Baudolino
Book Review (Umberto Eco)
One of the few upsides of being sick for a couple of days is that I feel justified in not doing ‘work’ and instead reading fiction. That’s what enabled me to finish reading Baudolino, which I had picked up over the summer holiday and got hooked on.
If there are two literary authors I’m willing to read over and over, it’s Camus and Eco. I think I’ve read all of Eco’s novels, and many of them more than once. My favourite will always be Name of the Rose, his first and most famous.
But let’s talk about Baudolino. (All?) Eco’s novels tend to do the same thing, in that they mix a bit of detective fiction, alongside conspiracy-theory-thinking, historical worlds mixed with the almost fantastical, very high level in-character-discussion of philosophy and theology, and a recurrent interest in the relationship between signs and signified, truth and fiction; oh, and comedy.
That’s probably why I enjoy them so much. So rich in these things. In the case of Baudolino, we are introduced to the main character (Baudolino, of course) as a liar, an inventor of tales. Baudolino is there, rescuing Niketas, a high government official, during the sack of Constantinople in 1204. Baudolino tells us (and Niketas) just so much - that he is a notorious teller of lies, weaver of stories, and then proceeds to tell us his story. How can we trust that any of it is true?

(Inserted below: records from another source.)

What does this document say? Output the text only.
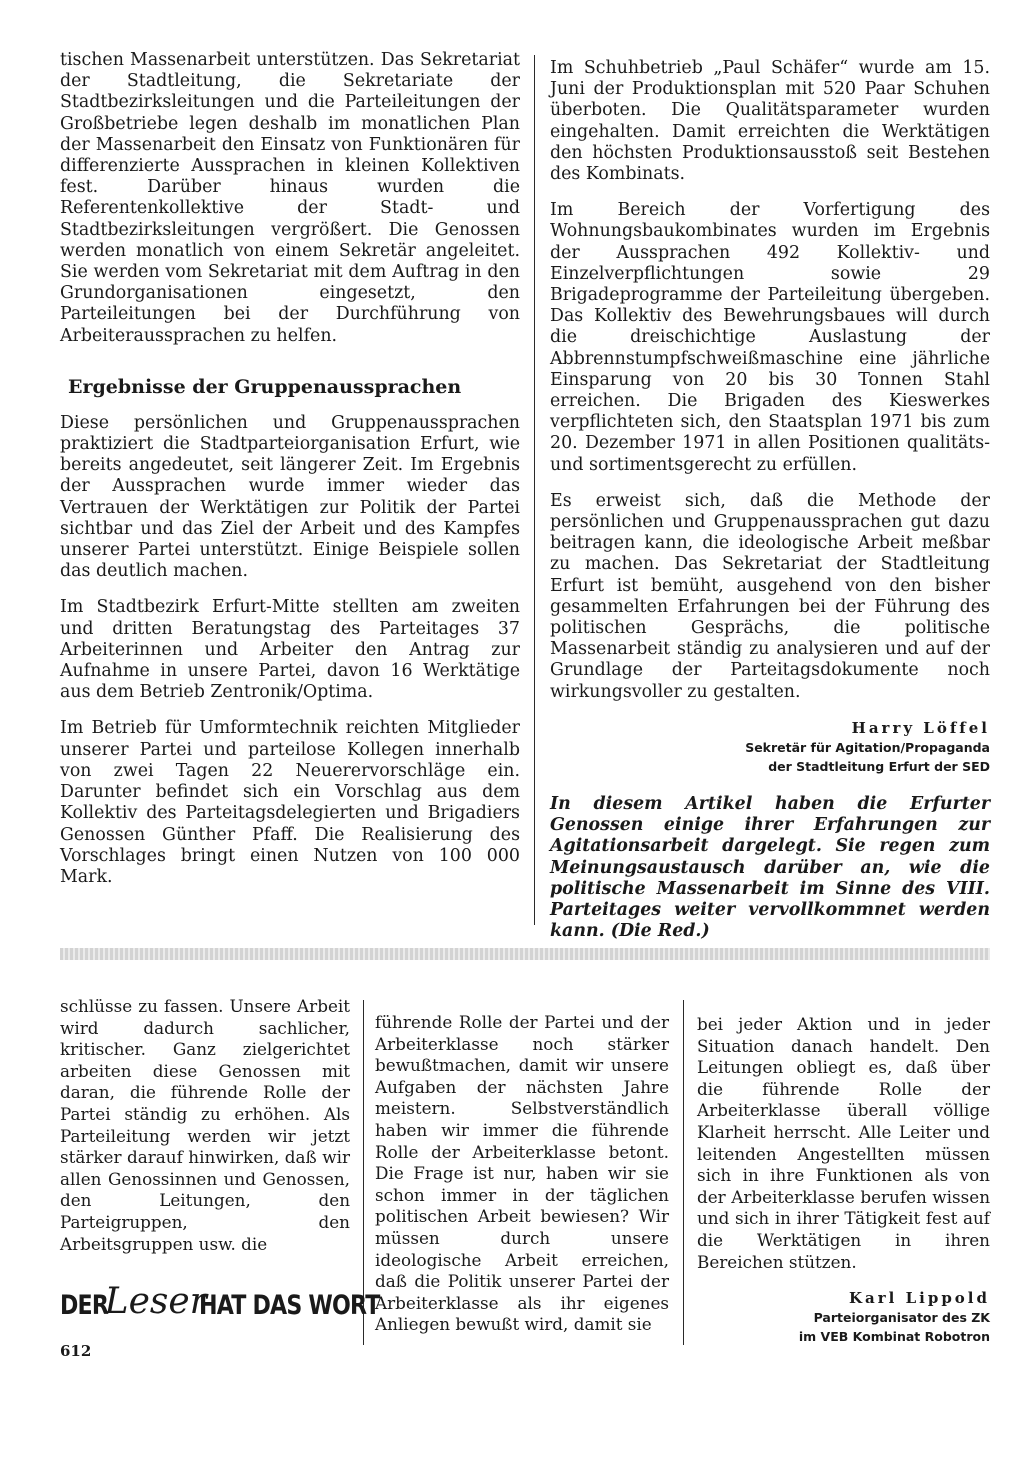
tischen Massenarbeit unterstützen. Das Sekretariat der Stadtleitung, die Sekretariate der Stadtbezirksleitungen und die Parteileitungen der Großbetriebe legen deshalb im monatlichen Plan der Massenarbeit den Einsatz von Funktionären für differenzierte Aussprachen in kleinen Kollektiven fest. Darüber hinaus wurden die Referentenkollektive der Stadt- und Stadtbezirksleitungen vergrößert. Die Genossen werden monatlich von einem Sekretär angeleitet. Sie werden vom Sekretariat mit dem Auftrag in den Grundorganisationen eingesetzt, den Parteileitungen bei der Durchführung von Arbeiteraussprachen zu helfen.

Ergebnisse der Gruppenaussprachen

Diese persönlichen und Gruppenaussprachen praktiziert die Stadtparteiorganisation Erfurt, wie bereits angedeutet, seit längerer Zeit. Im Ergebnis der Aussprachen wurde immer wieder das Vertrauen der Werktätigen zur Politik der Partei sichtbar und das Ziel der Arbeit und des Kampfes unserer Partei unterstützt. Einige Beispiele sollen das deutlich machen.

Im Stadtbezirk Erfurt-Mitte stellten am zweiten und dritten Beratungstag des Parteitages 37 Arbeiterinnen und Arbeiter den Antrag zur Aufnahme in unsere Partei, davon 16 Werktätige aus dem Betrieb Zentronik/Optima.

Im Betrieb für Umformtechnik reichten Mitglieder unserer Partei und parteilose Kollegen innerhalb von zwei Tagen 22 Neuerervorschläge ein. Darunter befindet sich ein Vorschlag aus dem Kollektiv des Parteitagsdelegierten und Brigadiers Genossen Günther Pfaff. Die Realisierung des Vorschlages bringt einen Nutzen von 100 000 Mark.

Im Schuhbetrieb „Paul Schäfer“ wurde am 15. Juni der Produktionsplan mit 520 Paar Schuhen überboten. Die Qualitätsparameter wurden eingehalten. Damit erreichten die Werktätigen den höchsten Produktionsausstoß seit Bestehen des Kombinats.

Im Bereich der Vorfertigung des Wohnungsbaukombinates wurden im Ergebnis der Aussprachen 492 Kollektiv- und Einzelverpflichtungen sowie 29 Brigadeprogramme der Parteileitung übergeben. Das Kollektiv des Bewehrungsbaues will durch die dreischichtige Auslastung der Abbrennstumpfschweißmaschine eine jährliche Einsparung von 20 bis 30 Tonnen Stahl erreichen. Die Brigaden des Kieswerkes verpflichteten sich, den Staatsplan 1971 bis zum 20. Dezember 1971 in allen Positionen qualitäts- und sortimentsgerecht zu erfüllen.

Es erweist sich, daß die Methode der persönlichen und Gruppenaussprachen gut dazu beitragen kann, die ideologische Arbeit meßbar zu machen. Das Sekretariat der Stadtleitung Erfurt ist bemüht, ausgehend von den bisher gesammelten Erfahrungen bei der Führung des politischen Gesprächs, die politische Massenarbeit ständig zu analysieren und auf der Grundlage der Parteitagsdokumente noch wirkungsvoller zu gestalten.

Harry Löffel
Sekretär für Agitation/Propaganda
der Stadtleitung Erfurt der SED

In diesem Artikel haben die Erfurter Genossen einige ihrer Erfahrungen zur Agitationsarbeit dargelegt. Sie regen zum Meinungsaustausch darüber an, wie die politische Massenarbeit im Sinne des VIII. Parteitages weiter vervollkommnet werden kann. (Die Red.)

schlüsse zu fassen. Unsere Arbeit wird dadurch sachlicher, kritischer. Ganz zielgerichtet arbeiten diese Genossen mit daran, die führende Rolle der Partei ständig zu erhöhen. Als Parteileitung werden wir jetzt stärker darauf hinwirken, daß wir allen Genossinnen und Genossen, den Leitungen, den Parteigruppen, den Arbeitsgruppen usw. die

führende Rolle der Partei und der Arbeiterklasse noch stärker bewußtmachen, damit wir unsere Aufgaben der nächsten Jahre meistern. Selbstverständlich haben wir immer die führende Rolle der Arbeiterklasse betont. Die Frage ist nur, haben wir sie schon immer in der täglichen politischen Arbeit bewiesen? Wir müssen durch unsere ideologische Arbeit erreichen, daß die Politik unserer Partei der Arbeiterklasse als ihr eigenes Anliegen bewußt wird, damit sie

bei jeder Aktion und in jeder Situation danach handelt. Den Leitungen obliegt es, daß über die führende Rolle der Arbeiterklasse überall völlige Klarheit herrscht. Alle Leiter und leitenden Angestellten müssen sich in ihre Funktionen als von der Arbeiterklasse berufen wissen und sich in ihrer Tätigkeit fest auf die Werktätigen in ihren Bereichen stützen.

Karl Lippold
Parteiorganisator des ZK
im VEB Kombinat Robotron
DER
Leser
HAT DAS WORT
612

Of course, the story that follows interweaves with true history, or at least true history as we know it. Baudolino becomes attached to Frederick I Barbarossa, Holy Roman Emperor, and goes on his own adventures across France, Italy, and into the East. Within those stories, Baudolino is also inventing stories. Notably, the letter from Prester John.
Prester John, if you don’t know, was a mythical Christian king and priest who ruled lands far to the East, in opulence and peace. There is a real (fake, forged) letter from Prester John to the Byzantine Emperor, and so indeed Eco is playing off real history to create fake history, but that is part of the point.
One thing I love is how one of Anselm’s proofs for God, that he is “that than which nothing greater can be conceived” is applied by Baudolino and his friends to Prester John’s kingdom - it must exist because it is imagined to exist, and so it must be imagined to be the best in every way, so that it must exist.
Over the course of the novel, Baudolino’s involvement turns eastward. In the end, he accompanies Frederick on Crusade to the Holy Land, and there Frederick dies. This begins the real whodunnit part of the story, since Frederick dies in mysterious circumstances, and amidst mechanical wonders and conflicting stories. The novel then turns further eastward, and draws upon travelogue literature, not least the Romance of Alexander, as Baudolino and companions travel to a mythical far east in search of Prester John’s kingdom.
The novel concludes, mostly, with Baudolino’s return west, to Constantinople, the wrapping up of loose ends, the solving of the mysterious murder, and a denouement. But of course, the question always lingers, what’s true, and what does it matter? Eco is a thorough-going post-modernist, and I love him for it. The past might be a foreign country, and Eco takes us there, but both his story, and Baudolino’s, and all our stories, are beautiful fictions. Just as we are treated within the novel to multiple accounts of Frederick’s death, unable to discern which is a true account, each more plausible than the last, each an explanation fit to the facts, so too the past is a country we construct from our stories, to fit our present.
One of the things I have appreciated about Eco is something that has grown over the years, as I’ve come to know the sources he plumbs and utilises. Perhaps that’s more apparent in Name of the Rose, his most famous novel. I’m sure I read it first in my early 20s, and saw the film version with Sean Connery. But as I’ve re-read it over the years, and become a Latinist, and conversant with medieval theology, I appreciate all the more the in-character discussions. This was brought home on my most recent reading, when the discussions about Jesus’ poverty, and the medieval distinction between the possession of a thing and the possession of use of a thing were things I had read in Aquinas a short time earlier.
So, too, in Baudolino. My knowledge of medieval history, theology, and ancient travelogue literature has all grown immensely over the years, and so Eco’s foreign country of the fabled past has also grown more familiar, and thus more fun to visit.
Baudolino as a character struggles to disentangle what he sees and what he wants to see, what he believes to be true and what he wants to be true, and what others want to be true he often makes true. As much as this is about postmodernity and narratology, it’s also psychological. We narrate ourselves into a story of ourselves, give meaning and retell stories until they become truer. It’s also about our stories writ large. Sometimes fiction is true, and history a kind of lie. Baudolino is a playful novel that (re)minds us of the (inevitable) gap between the sign and the signified.
“It was a beautiful story. Too bad no one will find out about it.”
“You surely don’t believe you’re the only writer of stories in this world. Sooner or later, someone— a greater liar than Baudolino—will tell it.